Question: Are there tools available to track my blog metrics to help me see how many people are reading my legal blog? Are there standards to judge its success?
Lindsay Griffiths: What will be most important to you in gauging your blog’s level of success is how engaged your audience is, and this is a difficult thing to measure.
In terms of measurement, either your blog host should be able to provide you with tracking statistics, or you can use Google Analytics. It is an excellent tool to give you a look at the data that you need to see how people are interacting with your content. The number of clicks that you get on any post is a measure of your “reach” — basically, how many eyeballs are seeing your posts. You can look at the “time spent” on your blog, but that can be misleading. We’ve all navigated to a website, only to be distracted by a call or an email coming in, and left the browser window open — instances like that will artificially inflate those numbers.
So the best metric, as per the Content Marketing Institute, is what they call “scroll depth.” This tells you how far down a page a reader has scrolled — if they scrolled all the way to the bottom, they presumably read your content all the way through. Google Analytics doesn’t measure this, but WordPress does offer a free plugin that will tie in with your analytics.
You can also take into account how often your blog posts are shared, but there is quite a lot of data to suggest that there is actually little correlation between what people read and what they share.

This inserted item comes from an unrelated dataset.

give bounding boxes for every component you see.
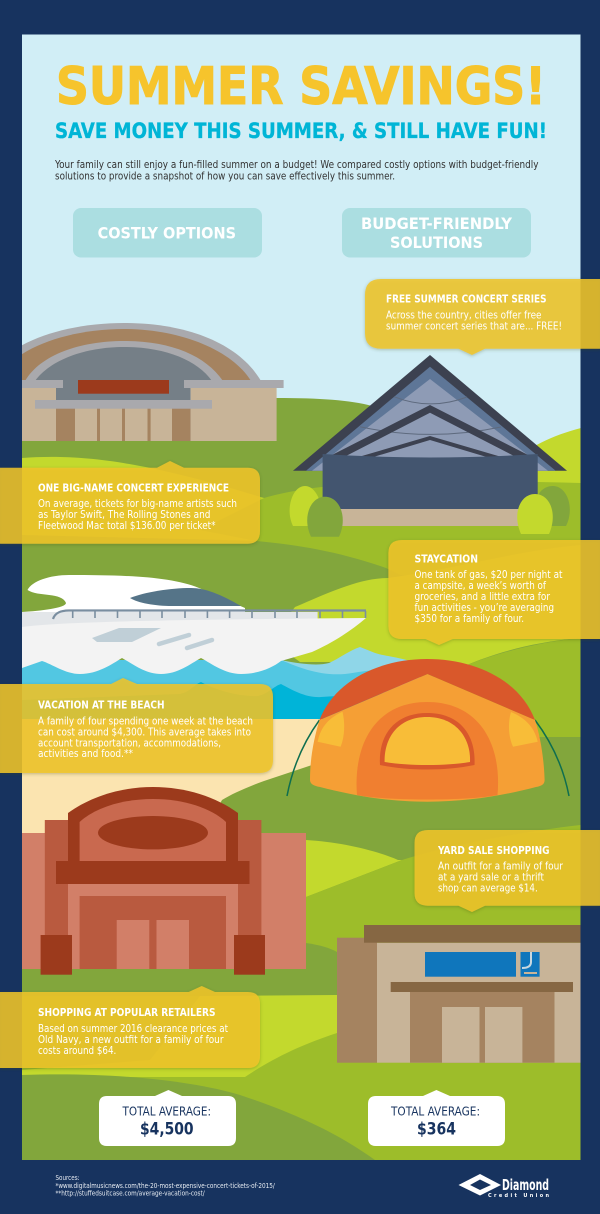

Ultimately, you’ll also need to tie those numbers in with other data, depending on the goals you’ve set. For example, if you’d like to be known as a thought leader, and being quoted in certain niche magazines and asked to speak at conferences is your goal, then connecting with people who can make that happen and getting those placements/opportunities will be a reflection of your success.
Other blog metrics goals can be harder to track because the data is more subjective, but you can use a combination of metrics to review your content, see what’s working and what isn’t, and refine your strategy to continue in pursuit of your goals.
Lindsay Griffiths (@LindsayGriffith) is the director of relationship management at International Lawyers Network with experience in branding and identity development, as well as supporting an international legal network of more than 90 firms. She is also the co-chair of the Legal Marketing Association’s Technology Committee.
Jabez LeBret: We use the standby: Google Analytics. You can track all the important blog metrics there. These include time on page, bounce rate, exit page, unique traffic versus returning traffic, and traffic source. You should note that “bounce rate” is now counted as any time a user visits only one page on your website.
The more challenging issue is figuring out what the data is telling you. For blogs, you should expect a higher bounce rate because many users will search for the answer to a legal question on Google, find your blog post, then leave after receiving the information they need. What you are looking for is a steady increase in traffic over time and for the time on-page to be as long as it takes to read the blog post. If your post has a time on page of 1:32 and it takes 3:40 to read your post, you have a content problem.
Jabez LeBret (@jabezlebret) is a business writer for Forbes CMO Network, author of a No. 1 best-selling Amazon book on technology and marketing for lawyers, founding partner of a tech company for the legal profession, advisor to SUBWAY, a board member of the San Francisco Entrepreneurs’ Organization, co-chair of the LMA’s annual Your Honor Awards, and a keynote speaker on managing millennials.